Beyond good and evil
Great Irish poet, irresponsible addict, scared little boy and more in this definitive portrait of the former Pogue.
“Chaos and celebration in everdecreasing circles of hell.”
RICHARD BALLS first met Shane MacGowan while working on Be Stiff, his 2014 biography of Stiff Records, when a meeting facilitated by MacGowan’s friend, the actor Paul Ronan, allowed Balls entry into the close inner circle of MacGowan’s family and friends.
As was recently documented in Julian Temple’s MacGowan documentary, Crock Of Gold, this former Pogue and great Irish writer is a complicated interviewee: irascible, contrary, with a deep loathing for discussing himself and his work. Assisted by MacGowan’s family and friends, Balls’ approach is akin to that of a nature documentary, hanging out at his subject’s flat and waiting for the right time when stories about childhood, The Pogues and his philosophy of the world would start to flow.
Such an approach – intimate, cooperative, conciliatory – might suggest a rose-tinted hagiography, but from our first contemporary meeting with MacGowan, leaving a private doctor in Belgravia, “Tall, gangling… a gigantic trail of snot dangling from his nose”, we know something different is about to unfold.
Balls’ intention is to unravel the myths of MacGowan’s life – this Irishman raised just outside Tunbridge Wells and educated at Westminster School – while simultaneously acknowledging that certain life puzzles will remain unresolved.

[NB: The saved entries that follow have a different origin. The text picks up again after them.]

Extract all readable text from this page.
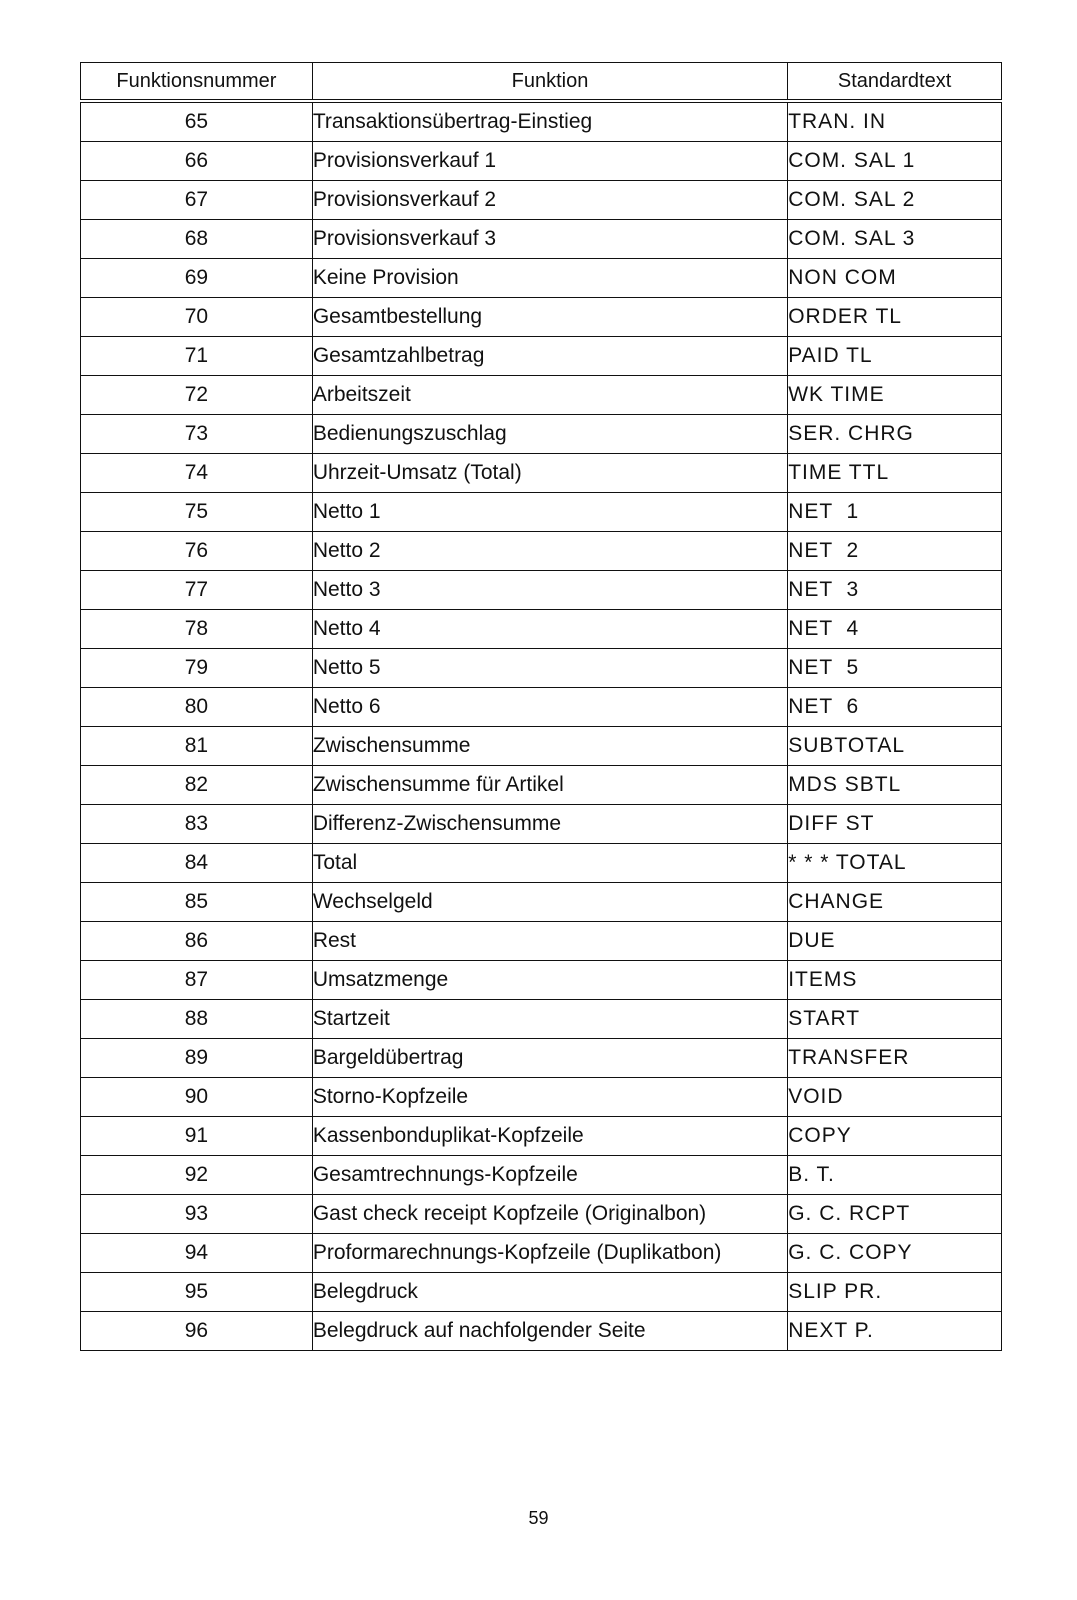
Funktionsnummer	Funktion	Standardtext
65	Transaktionsübertrag-Einstieg	TRAN. IN
66	Provisionsverkauf 1	COM. SAL 1
67	Provisionsverkauf 2	COM. SAL 2
68	Provisionsverkauf 3	COM. SAL 3
69	Keine Provision	NON COM
70	Gesamtbestellung	ORDER TL
71	Gesamtzahlbetrag	PAID TL
72	Arbeitszeit	WK TIME
73	Bedienungszuschlag	SER. CHRG
74	Uhrzeit-Umsatz (Total)	TIME TTL
75	Netto 1	NET  1
76	Netto 2	NET  2
77	Netto 3	NET  3
78	Netto 4	NET  4
79	Netto 5	NET  5
80	Netto 6	NET  6
81	Zwischensumme	SUBTOTAL
82	Zwischensumme für Artikel	MDS SBTL
83	Differenz-Zwischensumme	DIFF ST
84	Total	* * * TOTAL
85	Wechselgeld	CHANGE
86	Rest	DUE
87	Umsatzmenge	ITEMS
88	Startzeit	START
89	Bargeldübertrag	TRANSFER
90	Storno-Kopfzeile	VOID
91	Kassenbonduplikat-Kopfzeile	COPY
92	Gesamtrechnungs-Kopfzeile	B. T.
93	Gast check receipt Kopfzeile (Originalbon)	G. C. RCPT
94	Proformarechnungs-Kopfzeile (Duplikatbon)	G. C. COPY
95	Belegdruck	SLIP PR.
96	Belegdruck auf nachfolgender Seite	NEXT P.
59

Yet the book’s strength is that he lets MacGowan speak, and speak on, perfectly capturing the lyrical, romantic rhythms beneath that rasped whisper. The stories of MacGowan’s childhood precociousness (reading Dostoevsky aged 10, writing like him aged 11) have always been in doubt, but Balls tracked down his old English teacher, the late Tom Simpson, who confirmed that Shane was a young literary genius. Gradually, we see that child prodigy transformed, soaking up the influences of Irish Catholicism, rock’n’roll, the seemingly bucolic life lived by his aunties and uncles in Tipperary, and the more damaging effects of his parents’ move to London’s Barbican in 1971.
Utilising everything from Woodbines to LSD, Robert Crumb cartoons and the outsider sounds of the MC5 and The Stooges, Shane MacGowan becomes Shane O’Hooligan, the school prankster, teenage drug dealer and punk rocker.
If the next stage of the story, from punk rock to
The Pogues, might be the most familiar, it is also the most visceral and unreliable, with
MacGowan’s increasing drug use lending a phantasmagoric disquiet to proceedings. Balls approaches it with fastidious detail, contrasting stories played off against each other and, importantly, bringing in female voices such as his ex-girlfriends Merrill Heatley and Mary Buxton, former landlady Kathy MacMillan, Sinéad O’Connor and previous biographer Ann Scanlon. The result is a forensic, often blackly comic vision of chaos and celebration in ever decreasing circles of hell, Balls meticulously noting MacGowan’s fellow travellers who die of drugs and drink along the way.
Ultimately, we arrive back in MacGowan’s flat, TV blaring, the portrait as close to finished as it ever could be, of a man who would rather do anything than sit with himself; a man, an addict who, in the chilling words of O’Connor “has no empathy, feels nothing”, yet is also, to quote Scanlon, “a divine being”.
It is to Balls’ credit that both incarnations are brought to life vividly in his writing.